Helped by a strong U.S. dollar and Europeans’ pent-up demand to go on vacation, it’s a stronger comeback from the pandemic slump than many expected, with Greece leading the way in Europe after essentially ending health measures.

Greece also has benefitted from Rich Tourism – the wealthy, super-wealthy, and Uber-wealthy love the country’s growing luxury resorts and 5-star hotels with the kind of amenities they’ve come to expect and they’ve been pouring in and opening their deep pockets to spend.

The New Democracy government hopes the year will break the 20-billion euro ($19.98 billion) mark and top the 33 million arrivals who came in 2019 before the coronavirus struck, especially to help offset raging inflation.

It was luxury vacations, especially island hopping on yachts, that fared best in Greece in 2022. Week-long holiday trips around islands of the Aegean aboard Stelios Zompanakis’ yacht were in demand all summer.
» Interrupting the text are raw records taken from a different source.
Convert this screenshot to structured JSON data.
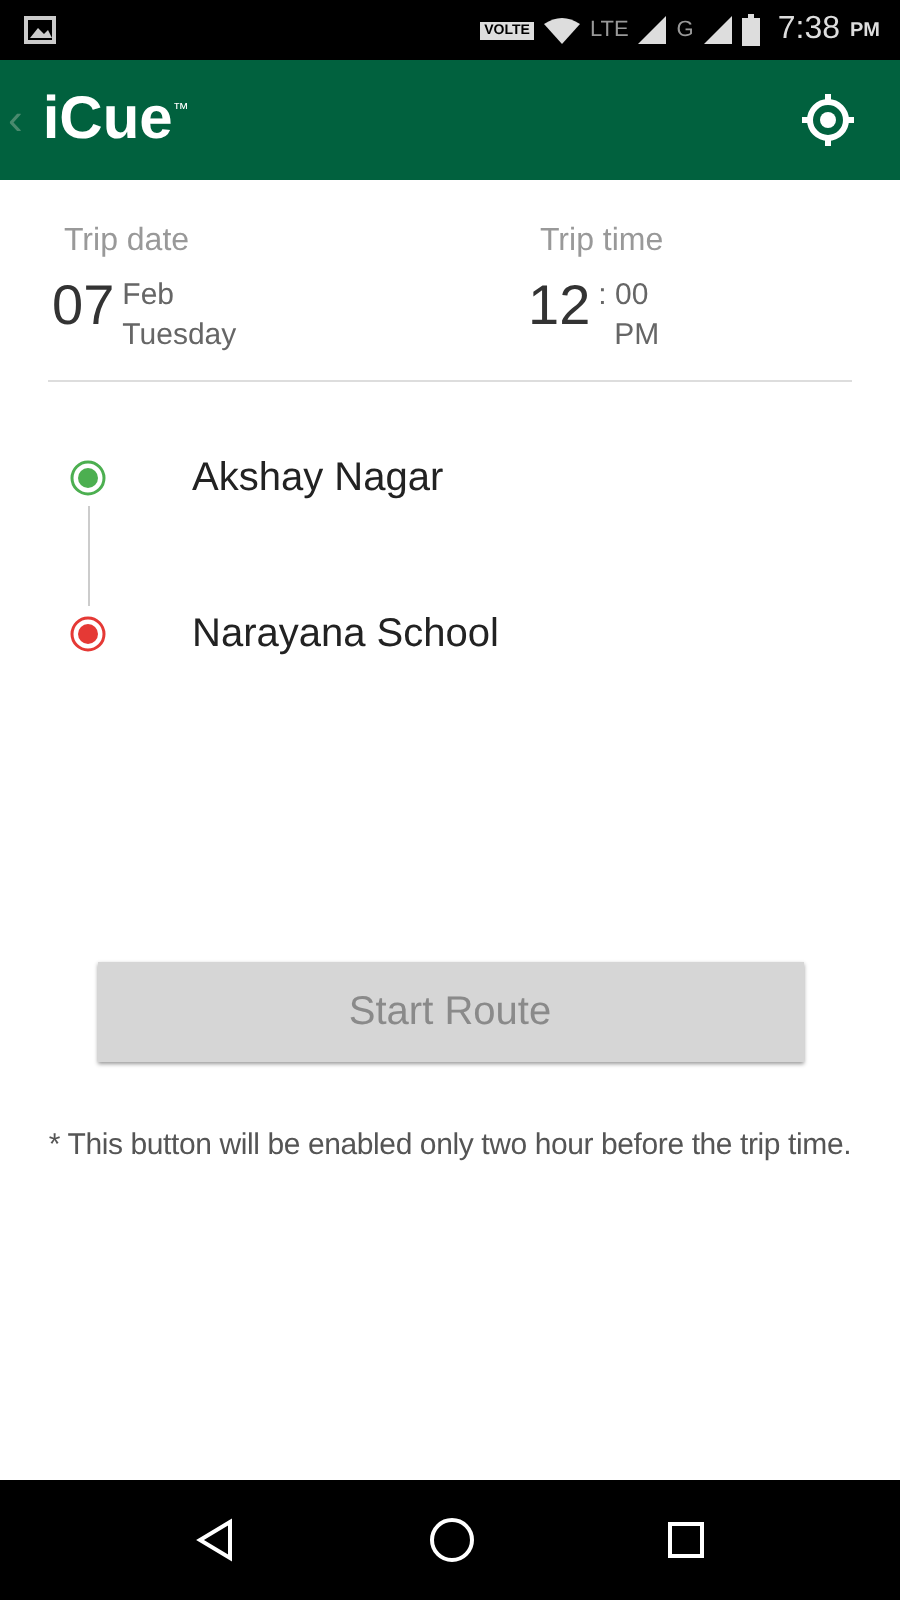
{
  "status_bar": {
    "volte": "VOLTE",
    "network_1": "LTE",
    "network_2": "G",
    "time": "7:38",
    "meridiem": "PM"
  },
  "app_bar": {
    "back": "‹",
    "logo": "iCue",
    "trademark": "™"
  },
  "trip": {
    "date_label": "Trip date",
    "day": "07",
    "month": "Feb",
    "weekday": "Tuesday",
    "time_label": "Trip time",
    "hour": "12",
    "separator": ":",
    "minute": "00",
    "meridiem": "PM"
  },
  "stops": [
    {
      "name": "Akshay Nagar",
      "color": "#4caf50"
    },
    {
      "name": "Narayana School",
      "color": "#e53935"
    }
  ],
  "start_button": {
    "label": "Start Route",
    "disabled": true
  },
  "note": "* This button will be enabled only two hour before the trip time."
}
And he was booked solid through October.

“People after COVID (-19), after two years of frustration and probably, you know, putting some money aside, they decided they should have vacation,” Zompanakis told the Associated Press.

“I think the income of the budgets that they were willing to spend rose, so that also brought, let’s say, more quality guests to Greece and people asking for something more than just an all-inclusive experience. And this helped Greece a lot,” he also added.

Greece is using funds to help struggling businesses and households facing financial pressures from both the cost-of-living and the energy crisis, paying up to 90 percent of electric bills that doubled after Russia’s invasion of Ukraine spiked prices fast.

In Athens’ historic Plaka district, tourists in October are still packing the narrow streets, crowding around tourist shops for souvenirs, but the government said there’s not enough money to cut a 24 percent Value Added Tax (VAT) on food despite that.

But tourism is propelling overall growth that could exceed 6 percent this year and is the country’s biggest revenue engine, bringing in as much as 20 percent of the annual Gross Domestic Product (GDP) of 216.48 billion euros ($216.2 billion) and tourists expected all year round now.

Greece’s major port of Piraeus, operated by the Chinese management firm COSCO, saw a 28.02 percent increase in revenues in the first nine months of 2022, thanks largely to more cruise ships docking.

The Piraeus Port Authority (PPA) said that amounted to 145.8 million euros ($145.64 million) compared to 113.8 million euros ($113.68 million) in 2021 when recovery from the still ongoing COVID-19 pandemic was slow.

But the New Democracy government essentially ended health restrictions this year to lure tourists and COSCO’s efforts to modernize the port – in the face of resistance from local businesses not wanting competition – paid off.

Gross profit was 83.1 million euros ($83.01 million) in the same period, up from 55.8 million euros ($55.74 million) in the first nine months of 2021, a hike of 46.06 percent, said the Chinese news agency Xinhua.

“The number of cruise ships that called at the port in the first nine months of 2022 is up by 87.9 percent compared to the first nine months of 2021 (511 versus 272),” PPA said.

A 207.6 percent increase in passengers in the first nine months of 2022, compared to the same period in 2021 (632,642 passengers compared to 205,700 in 2021), was recorded, the report said.

China’s COSCO Shipping acquired the majority of PPA shares in 2016 after an international tender. The company’s subsidiary, PCT, has managed the port’s container terminals since 2009.